4. If the string is an absolute URI (as in 3), the the first colon must not 
be immediately followed by a # or the end of the string. (For example, 
"foo:" and "foo:#bar" are illegal.)

I think that's it. It's not straightforwatd to deduce this from RFC 2396 
and XLink, so I am not 100% confident.

RFC 2732 seems to radically complicate things. It adds "[" and "]" to the 
set of reserved characters and removes them from unwise. This has the 
effect of allowing square brackets in the query component and the fragment 
component.  The first problem arises with the path component.  Since pchar 
is defined in RFC 2396 as

unreserved | escaped |
  ":" | "@" | "&" | "=" | "+" | "$" | ","
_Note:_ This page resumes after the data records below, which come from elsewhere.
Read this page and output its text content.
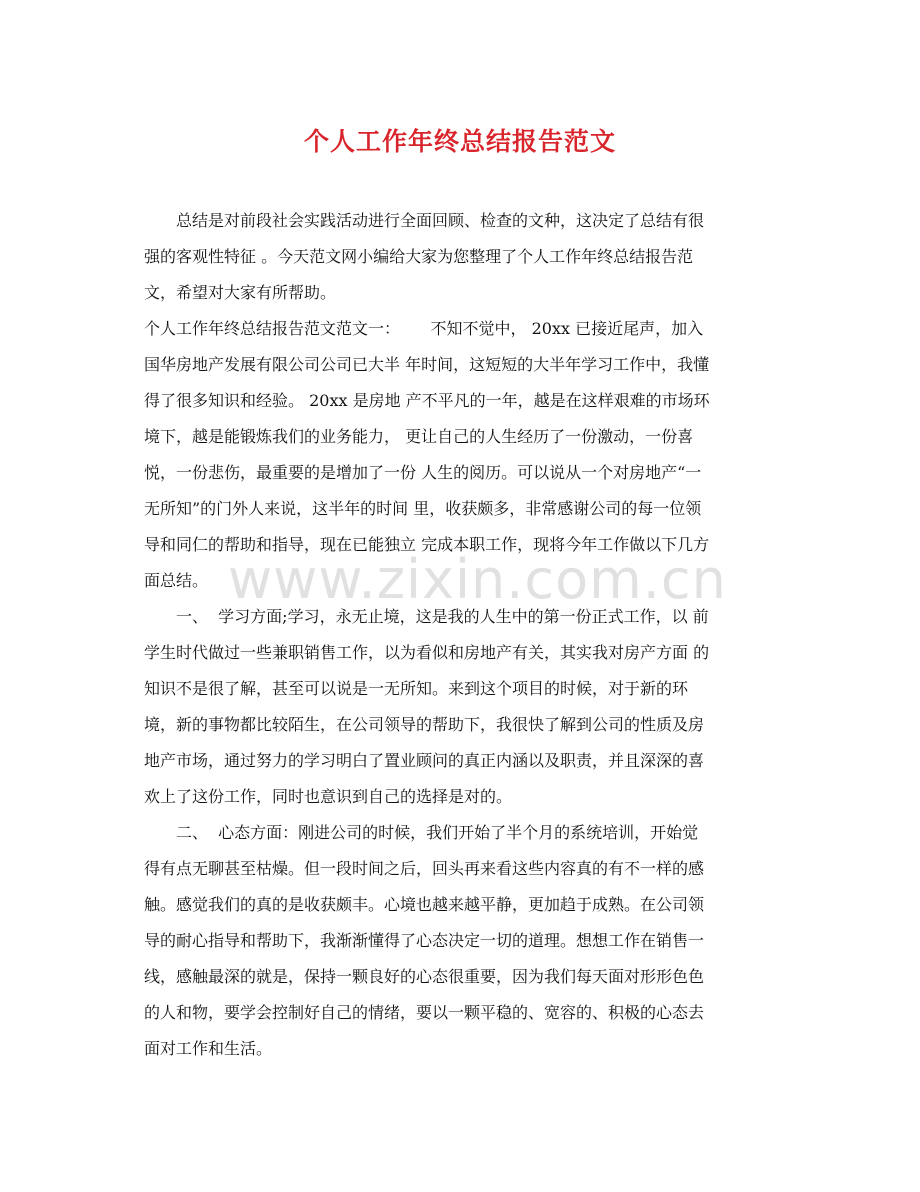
www.zixin.com.cn
个人工作年终总结报告范文
总结是对前段社会实践活动进行全面回顾、检查的文种，这决定了总结有很
强的客观性特征 。今天范文网小编给大家为您整理了个人工作年终总结报告范
文，希望对大家有所帮助。
个人工作年终总结报告范文范文一：      不知不觉中， 20xx 已接近尾声，加入
国华房地产发展有限公司公司已大半 年时间，这短短的大半年学习工作中，我懂
得了很多知识和经验。 20xx 是房地 产不平凡的一年，越是在这样艰难的市场环
境下，越是能锻炼我们的业务能力， 更让自己的人生经历了一份激动，一份喜
悦，一份悲伤，最重要的是增加了一份 人生的阅历。可以说从一个对房地产“一
无所知”的门外人来说，这半年的时间 里，收获颇多，非常感谢公司的每一位领
导和同仁的帮助和指导，现在已能独立 完成本职工作，现将今年工作做以下几方
面总结。
一、  学习方面;学习，永无止境，这是我的人生中的第一份正式工作，以 前
学生时代做过一些兼职销售工作，以为看似和房地产有关，其实我对房产方面 的
知识不是很了解，甚至可以说是一无所知。来到这个项目的时候，对于新的环
境，新的事物都比较陌生，在公司领导的帮助下，我很快了解到公司的性质及房
地产市场，通过努力的学习明白了置业顾问的真正内涵以及职责，并且深深的喜
欢上了这份工作，同时也意识到自己的选择是对的。
二、  心态方面：刚进公司的时候，我们开始了半个月的系统培训，开始觉
得有点无聊甚至枯燥。但一段时间之后，回头再来看这些内容真的有不一样的感
触。感觉我们的真的是收获颇丰。心境也越来越平静，更加趋于成熟。在公司领
导的耐心指导和帮助下，我渐渐懂得了心态决定一切的道理。想想工作在销售一
线，感触最深的就是，保持一颗良好的心态很重要，因为我们每天面对形形色色
的人和物，要学会控制好自己的情绪，要以一颗平稳的、宽容的、积极的心态去
面对工作和生活。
it is unaffected by RFC 2732 and thus square brackets are not allowed in 
the path component.  This is a little bit strange, since intuitively pchar 
is an any uric other than "/", "?" and ";", but it complicates checking 
only a little.

The big problem is with the authority component.  Before RFC 2732, checking 
generic URI syntax did not require any complex parsing of the authority 
component, because an authority can be a reg_name, which allows one or more 
of any uric other than "/" and "?".  The problem is that because reg_name 
is defined as:

1*( unreserved | escaped | "$" | "," |
    ";" | ":" | "@" | "&" | "=" | "+" )

it is unaffected by RFC 2732.  Thus square brackets are not allowed to 
appear arbitrarily in the authority component, but can only appear if the 
authority component matches the server production (as amended by RFC 2732). 
This means that a generic URI checker now has to do a complex parse of the 
authority component.

This seems completely at variance with the intent of section 3.2.1 of RFC 
2396:

"The structure of a registry-based naming authority is specific to the URI 
scheme, but constrained to the allowed characters for an authority 
component."

I would therefore suggest at a mininum that RFC 2732 should be fixed to 
allow "[" and "]" in reg_name.  I also think it would be cleaner and more 
in harmony with RFC 2396 to also allow them in the path component.  In 
terms of the BNF I would suggest introducing an other_reserved symbol:

other_reserved = "&" | "=" | "+" | "$" | "," | "[" | "]"

Then in each place in RFC 2396 replace occurrences of

 "&" | "=" | "+" | "$" | ","

(specifically in uric_no_slash, rel_segment, reg_name, userinfo, pchar, 
reserved) by a reference to other_reserved. I believe this would also make 
the BNF in RFC 2396 easier to understand.

James

Received on Friday, 20 July 2001 03:13:46 UTC